The Nikkei 225 index of leading shares hit its lowest point for three years last week. It has now lost more than 60 per cent of its value in 1989 in an increasingly rapid decline that has knocked a third off its value over the past year.

"There is a feeling of doom and gloom," said one Tokyo dealer. "And there is a gut feeling among investors that the market is still overvalued despite the recent falls. The sell-off has not finished yet." Hopes that the market had hit bottom when prices rose late last week were shattered by a further retreat on Friday.

Overseas investors are taking advantage of the strong yen to get out of Japanese equities while they can still show a profit in their home currencies. But the main selling pressure has been coming from Japanese institutions such as insurance companies and banks, which have been liquidating their holdings to meet commitments.

The Nikkei 225 index is now edging perilously close to the 14,000 level that triggered an emergency government rescue package for the financial markets in 1992. Two weeks ago, however, a government attempt to reassure the markets with special measures backfired when investors dismissed it as too little too late. Conflicting pronounce- ments from different government departments in recent weeks have also done nothing to steady the market's nerves.

Much of the current pessimism is caused by the strength of the yen, currently standing at 135.96 against the pound, which is undermining the profit performance of much of Japanese industry.

The falling stock market, however, threatens to set off a full-blown banking crisis as the large equity holdings of banks lose their value. The banks are already seriously weakened by huge bad debts from the 1980s.

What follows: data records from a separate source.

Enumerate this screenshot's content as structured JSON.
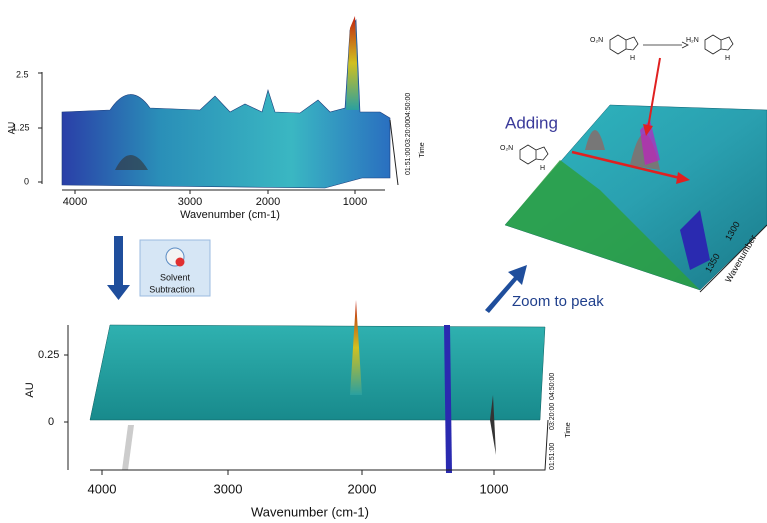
{
  "top_plot": {
    "y_axis_label": "AU",
    "y_ticks": [
      "2.5",
      "1.25",
      "0"
    ],
    "x_ticks": [
      "4000",
      "3000",
      "2000",
      "1000"
    ],
    "x_axis_label": "Wavenumber (cm-1)",
    "time_ticks": [
      "01:51:00",
      "03:20:00",
      "04:50:00"
    ],
    "time_label": "Time"
  },
  "button": {
    "line1": "Solvent",
    "line2": "Subtraction"
  },
  "bottom_plot": {
    "y_axis_label": "AU",
    "y_ticks": [
      "0.25",
      "0"
    ],
    "x_ticks": [
      "4000",
      "3000",
      "2000",
      "1000"
    ],
    "x_axis_label": "Wavenumber (cm-1)",
    "time_ticks": [
      "01:51:00",
      "03:20:00",
      "04:50:00"
    ],
    "time_label": "Time"
  },
  "zoom_plot": {
    "label": "Adding",
    "wavenumber_ticks": [
      "1300",
      "1350"
    ],
    "axis_label": "Wavenumber"
  },
  "zoom_arrow_label": "Zoom to peak",
  "reaction": {
    "reactant": "O₂N",
    "reactant_nh": "H",
    "product": "H₂N",
    "product_nh": "H",
    "adding_molecule": "O₂N",
    "adding_nh": "H"
  }
}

Their shareholdings are counted towards the banks' capital adequacy, but analysts calculate that if the Nikkei falls below 14,000 the capital of many banks will fall below the agreed international limits for capital.

As share prices fall, the banks and other institutions will be forced to sell more of their holdings, depressing prices and weakening banks still further.

The official response would be to support the banking system, but there is already strong popular opposition to the idea of public money being squandered on bailing out banks. This found graphic expression in April, when Yukio Aoshima, a TV comedian and writer of sentimental novels, beat professional politicians and former bureaucrats to be elected governor of Tokyo. His only clear policy was to withdraw city money from two high- profile bureaucratic spending projects, including a scheme to bail out a pair of bankrupt and scandal-ridden credit unions.

There are strong indications that the public is disillusioned with government policy which, since 1992, has diverted public money such as post office savings accounts into its Price Keeping Operation to support the financial markets.

Pessimism is heightened by Japan's underlying economic weakness. Prices are falling and unemployment has risen to nearly 3 per cent, which is very high for the country. Despite earlier forecasts of improving company profits this year, industry is seeing profits slide for the third year running. For the first time in 70 years, the Japanese gross domestic product is likely to have fallen over the last three months.